When I bought my cabin in WV, this gas log stove was included.  According to the owner's manual, it was purchased in June, 1995.  Not sure if it is 24k or 30k BTU, but uses LP (propane).  It has a built-in blower with a thermostat, so that when connected to 120vac, it turns on and off automatically.  I've used the stove several times over the last several years just to initially warm the cold cabin, then let the wood stove maintain the temps, once the cabin has gotten to a comfortable temp.  The looks good and works very well.

Last time I was there, I tried to light it.  I held the control knob pushed in until the gas arrived at the pilot, then used the piezo igniter to light the pilot.  I held the knob in for about a minute, then turned the knob to the operating position.  Instead of lighting the burner tubes as usual, the pilot flame went out.  From then on, after many attempts, I could never get gas to the pilot (no gas smell, no hissing sound).  I checked the bottle and there was plenty of gas in it and the valve was open.  I tried disconnecting and reconnecting the gas supply hose and the blower cord.  For several attempts, I left the stove for several hours, then retried.  No gas to the pilot.

My only two guesses are:
1) something stuck in the orifice of the pilot;
2) something wrong with the "control sub-assembly", as the control knob is referred to on parts diagram.
I don't think it is the thermocouple, since the problem appears to be no gas, rather than thermocouple not opening main burners.

Unfortunately, Martin Industries of Florence, AL, went out of business in 2002.  I haven't been able to find a parts source online.  

Any suggestions would be appreciated!


----------



## DAKSY (Dec 3, 2014)

Is this a vented unit?


----------



## DanCorcoran (Dec 3, 2014)

DAKSY said:


> Is this a vented unit?



Sorry, should have mentioned it's a vent-free unit.  (And the photo was taken 5 years ago...the stove isn't sitting on plastic with a bottle of gas on top!)


----------



## DAKSY (Dec 3, 2014)

The trouble is probably debris in the Oxygen Depletion Sensor (ODS).
I am not totally familiar with this unit, but all the ones I've worked on have this feature.
Look for a small hole, maybe .09" (3/32") diameter in the pilot tube. See if it's plugged.
A can of compressed air, like you'd use on a keyboard, should clear it.


----------



## DanCorcoran (Dec 3, 2014)

DAKSY said:


> The trouble is probably debris in the Oxygen Depletion Sendor (ODS).
> I am not totally familiar with this unit, but all the ones I've worked on have this feature.
> Look for a small hole, maybe .09" (3/32") diameter in the pilot tube. See if it's plugged.
> A can of compressed air, like you'd use on a keyboard, should clear it.

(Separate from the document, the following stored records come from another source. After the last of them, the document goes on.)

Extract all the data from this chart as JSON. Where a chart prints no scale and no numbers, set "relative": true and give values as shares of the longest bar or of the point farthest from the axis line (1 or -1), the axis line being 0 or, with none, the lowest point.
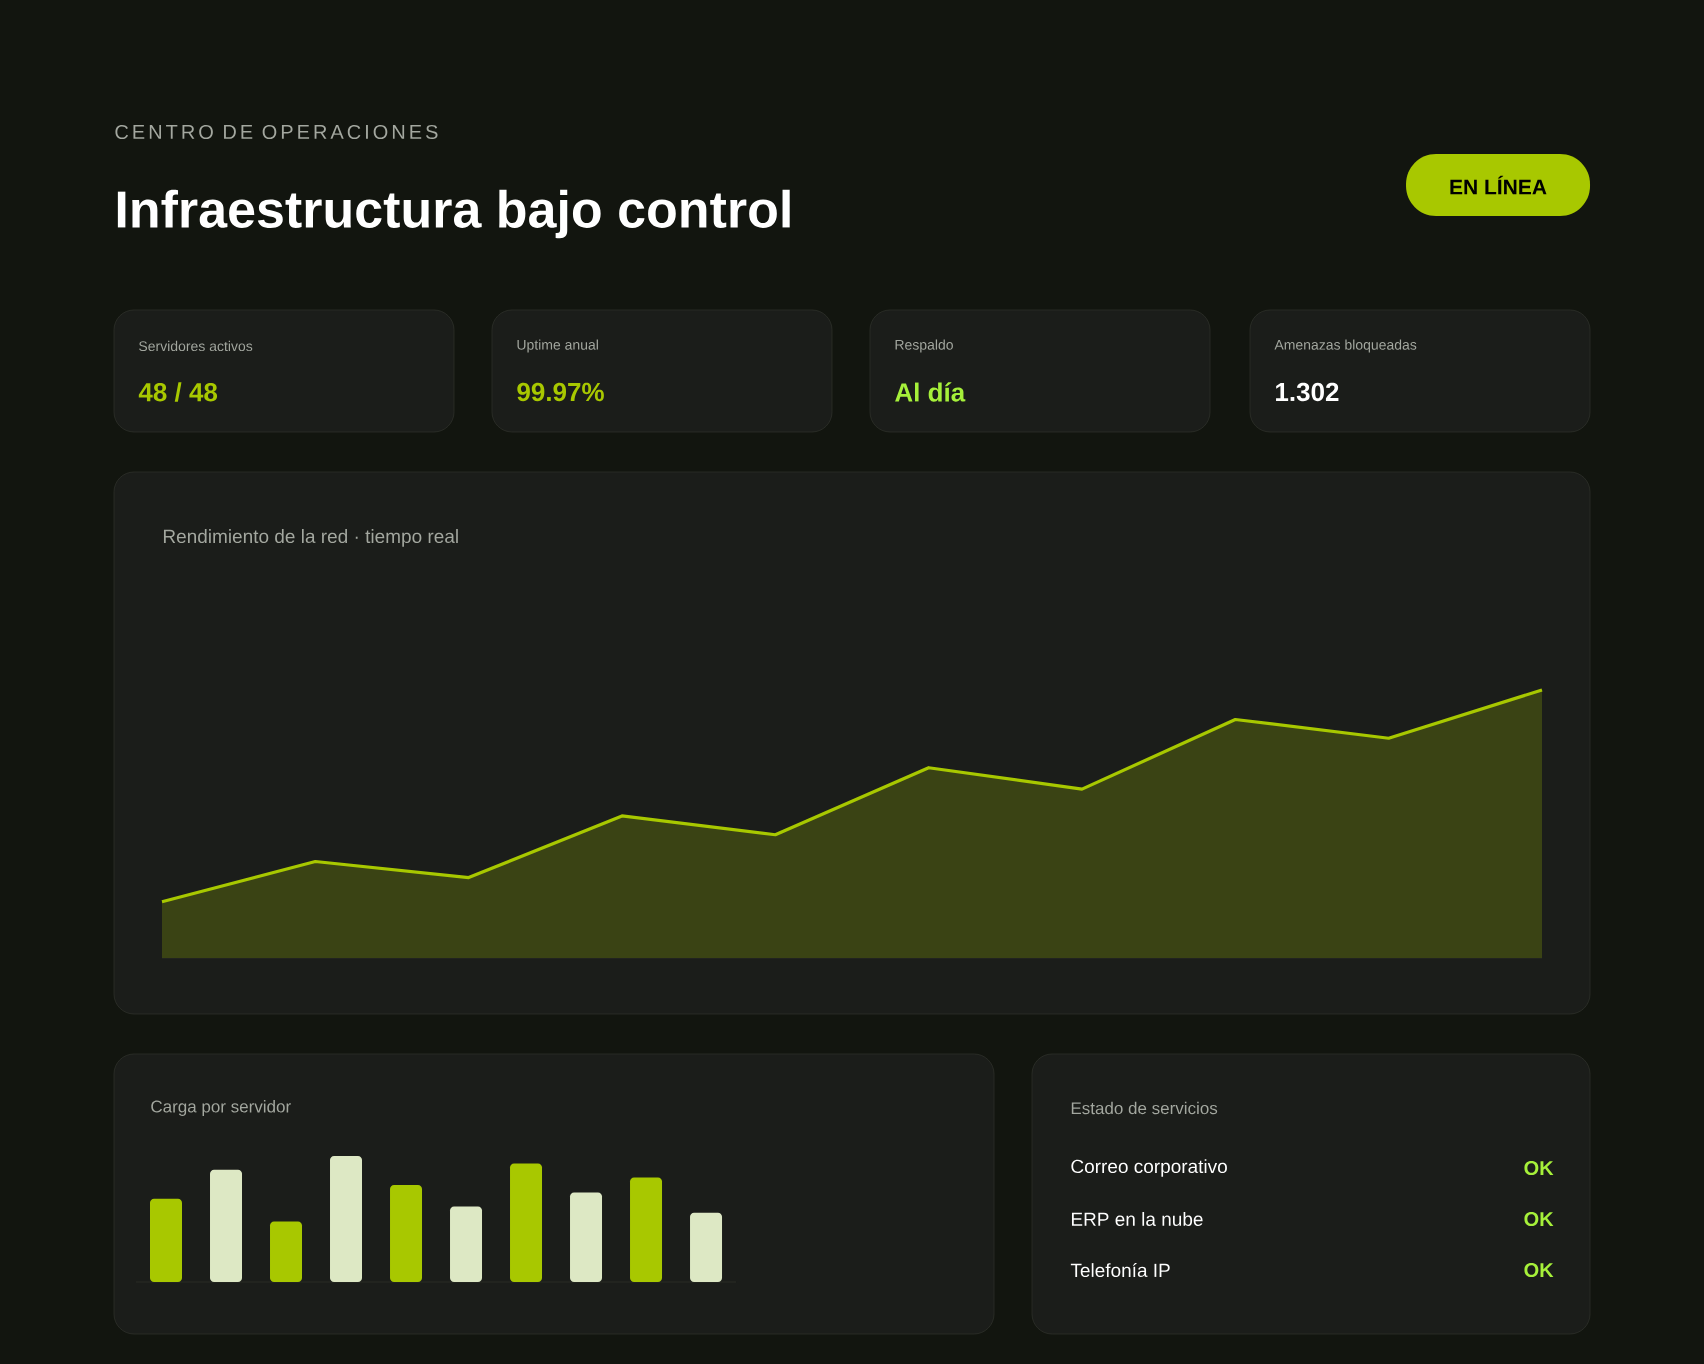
{
  "chart_data": [
    {
      "type": "other",
      "subtitle": "CENTRO DE OPERACIONES",
      "title": "Infraestructura bajo control",
      "annotations": [
        "EN LÍNEA",
        "Servidores activos",
        "48 / 48",
        "Uptime anual",
        "99.97%",
        "Respaldo",
        "Al día",
        "Amenazas bloqueadas",
        "1.302"
      ]
    },
    {
      "type": "area",
      "title": "Rendimiento de la red · tiempo real",
      "relative": true,
      "color": "#a8c800",
      "categories": [
        null,
        null,
        null,
        null,
        null,
        null,
        null,
        null,
        null,
        null
      ],
      "values": [
        0.21,
        0.36,
        0.3,
        0.53,
        0.46,
        0.71,
        0.63,
        0.89,
        0.82,
        1
      ]
    },
    {
      "type": "bar",
      "title": "Carga por servidor",
      "relative": true,
      "categories": [
        null,
        null,
        null,
        null,
        null,
        null,
        null,
        null,
        null,
        null
      ],
      "values": [
        0.66,
        0.89,
        0.48,
        1,
        0.77,
        0.6,
        0.94,
        0.71,
        0.83,
        0.55
      ],
      "colors": [
        "#a8c800",
        "#dde8c4",
        "#a8c800",
        "#dde8c4",
        "#a8c800",
        "#dde8c4",
        "#a8c800",
        "#dde8c4",
        "#a8c800",
        "#dde8c4"
      ]
    },
    {
      "type": "other",
      "title": "Estado de servicios",
      "annotations": [
        "Correo corporativo",
        "OK",
        "ERP en la nube",
        "OK",
        "Telefonía IP",
        "OK"
      ]
    }
  ]
}
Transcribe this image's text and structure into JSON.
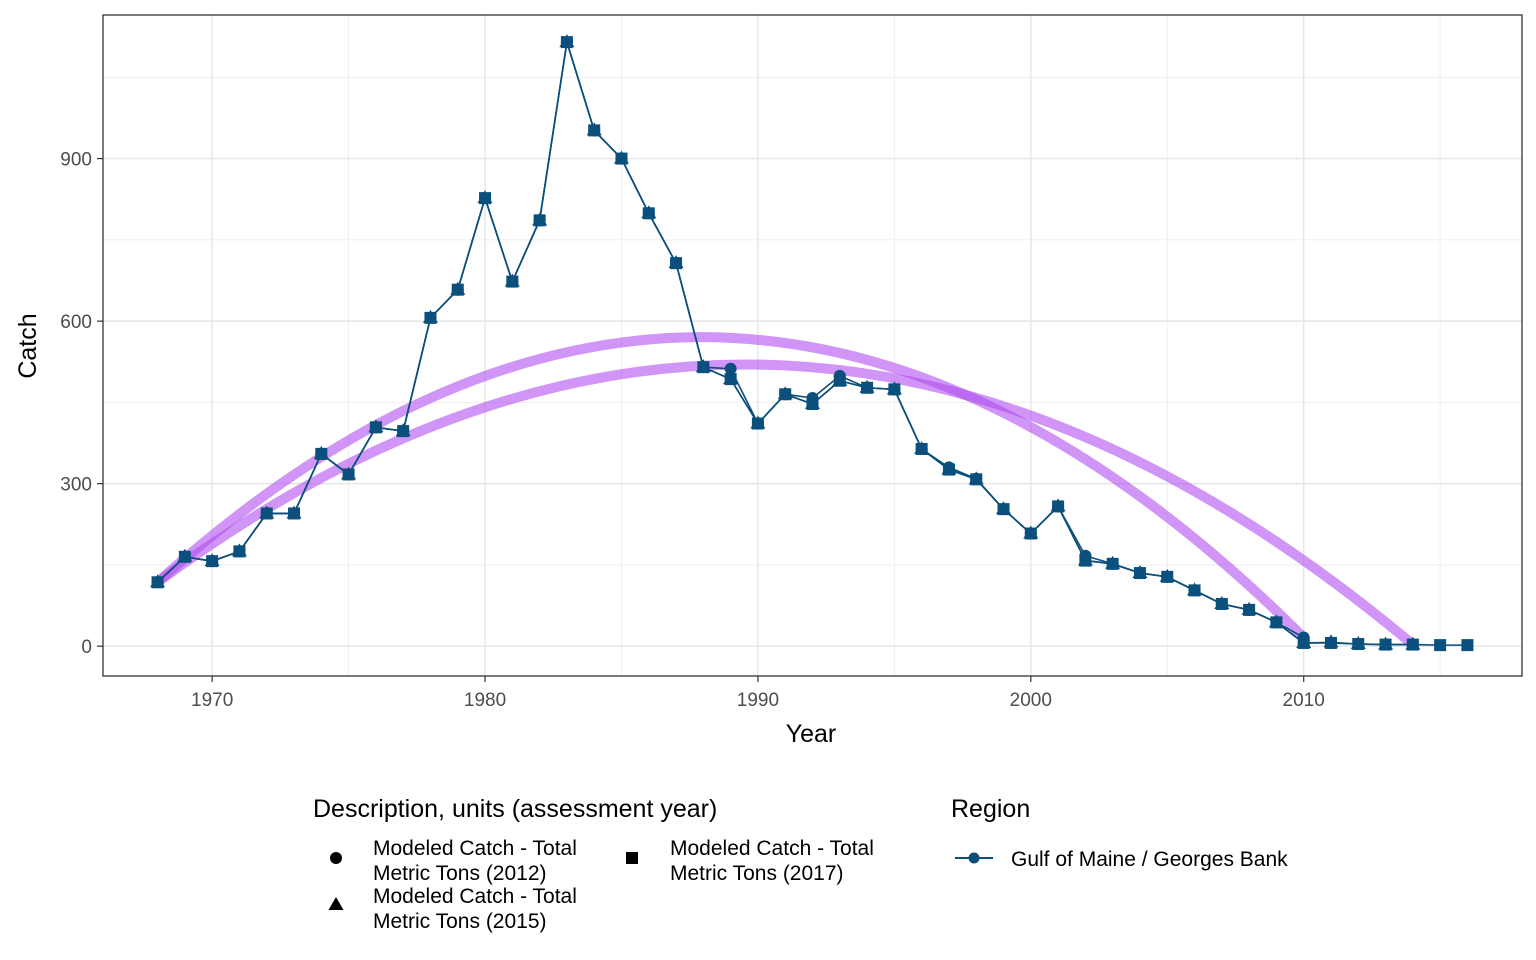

Thanks, I was hoping it could be something like that, since a new control isn't available.  I have to dismantle the whole stove to get to the tube, but it'll be worth it if I can get it working again.


----------



## DAKSY (Dec 3, 2014)

As far as I know, those unvented stove pilot assemblies have to be COMPLETELY replaced.
The individual component parts aren't available. 
Good luck.


----------



## DanCorcoran (Dec 3, 2014)

DAKSY said:


> As far as I know, those unvented stove pilot assemblies have to be COMPLETELY replaced.
> The individual component parts aren't available.
> Good luck.



You mean don't bother trying to blow it out, or completely replaced if blowing it out doesn't help?


----------



## DAKSY (Dec 3, 2014)

Try blowing it out. Can't hurt.


----------



## Heatsource (Dec 3, 2014)

could easily be a clogged pilot orifice, i see them all the time...
\


----------